BANYUASIN — Warga pesisir Kampung Yunan, Desa Sungsang IV, digegerkan dengan kemunculan seekor paus biru yang tiba-tiba masuk ke bawah rumah panggung pada Senin (29/6/2026) sekitar pukul 20.30 WIB. Mamalia laut berukuran sekitar 13 meter dengan lebar 1,5 meter itu dilaporkan warga kepada aparat setempat.
Personel Ditpolairud Polda Sumsel bersama Polres Banyuasin langsung menuju lokasi untuk melakukan pengamanan dan upaya penyelamatan. Namun, kondisi air laut yang masih pasang membuat paus beberapa kali bergerak dan berontak, sehingga posisinya justru semakin masuk ke area permukiman.

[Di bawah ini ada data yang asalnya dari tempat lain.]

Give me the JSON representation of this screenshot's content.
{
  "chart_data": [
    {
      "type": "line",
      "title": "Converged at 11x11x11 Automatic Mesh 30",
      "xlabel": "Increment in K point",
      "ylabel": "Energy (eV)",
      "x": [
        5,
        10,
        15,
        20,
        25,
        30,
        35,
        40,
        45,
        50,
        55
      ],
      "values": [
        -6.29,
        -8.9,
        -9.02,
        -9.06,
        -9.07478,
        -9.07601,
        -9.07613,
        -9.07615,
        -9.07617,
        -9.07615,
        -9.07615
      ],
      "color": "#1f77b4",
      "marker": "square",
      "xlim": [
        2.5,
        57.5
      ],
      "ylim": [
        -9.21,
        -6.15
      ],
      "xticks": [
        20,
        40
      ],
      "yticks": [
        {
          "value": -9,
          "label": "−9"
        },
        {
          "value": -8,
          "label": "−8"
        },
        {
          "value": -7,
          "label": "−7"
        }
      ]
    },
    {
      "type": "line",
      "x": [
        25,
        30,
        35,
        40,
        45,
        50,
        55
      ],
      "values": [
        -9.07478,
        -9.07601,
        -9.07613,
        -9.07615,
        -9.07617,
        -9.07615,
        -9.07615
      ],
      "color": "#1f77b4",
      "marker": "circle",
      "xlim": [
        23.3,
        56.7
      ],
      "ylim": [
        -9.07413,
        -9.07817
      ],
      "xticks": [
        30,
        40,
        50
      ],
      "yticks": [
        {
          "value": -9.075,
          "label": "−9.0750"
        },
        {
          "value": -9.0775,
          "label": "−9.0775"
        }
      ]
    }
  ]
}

Paus Hantam Tiang Rumah Hingga Patah
Sekitar pukul 23.15 WIB, tubuh paus bergeser dan menghantam salah satu tiang penyangga rumah warga. Tiang tersebut patah sebelum akhirnya paus terjepit di antara fondasi bangunan.
Ketika air laut mulai surut, ruang gerak satwa semakin terbatas. Tim gabungan tidak bisa mengembalikan paus ke laut secara optimal. Mamalia itu akhirnya dinyatakan mati di lokasi.
Bangkai Dievakuasi dengan Cara Dipotong
Pada Selasa (30/6/2026) sekitar pukul 11.30 WIB, personel Kapal Polisi V-1037 Sungsang bersama Pengawasan Sumber Daya Kelautan dan Perikanan (PSDKP) Wilayah Kerja Banyuasin, Pemerintah Kecamatan Banyuasin II, dan masyarakat setempat melakukan evakuasi bangkai paus.
Berdasarkan hasil koordinasi, proses evakuasi dilakukan dengan memotong bangkai menjadi beberapa bagian. Langkah ini diambil agar bangkai dapat dipindahkan dengan aman sekaligus menghindari dampak kesehatan dan pencemaran lingkungan di kawasan permukiman padat penduduk.
Ditpolairud Polda Sumsel Turun Tangan
Direktorat Kepolisian Perairan dan Udara (Ditpolairud) Polda Sumatera Selatan bersama tim gabungan menangani langsung proses evakuasi sejak malam pertama kejadian. Humas Polda Sumsel membenarkan peristiwa tersebut dan menyebut tim sudah bekerja sejak laporan warga diterima.
Belum ada pernyataan resmi mengenai penyebab paus biru tersebut bisa terdampar hingga masuk ke permukiman. Namun, kondisi geografis Sungsang yang merupakan kawasan delta dan estuari sering menjadi jalur lintasan mamalia laut besar saat musim tertentu.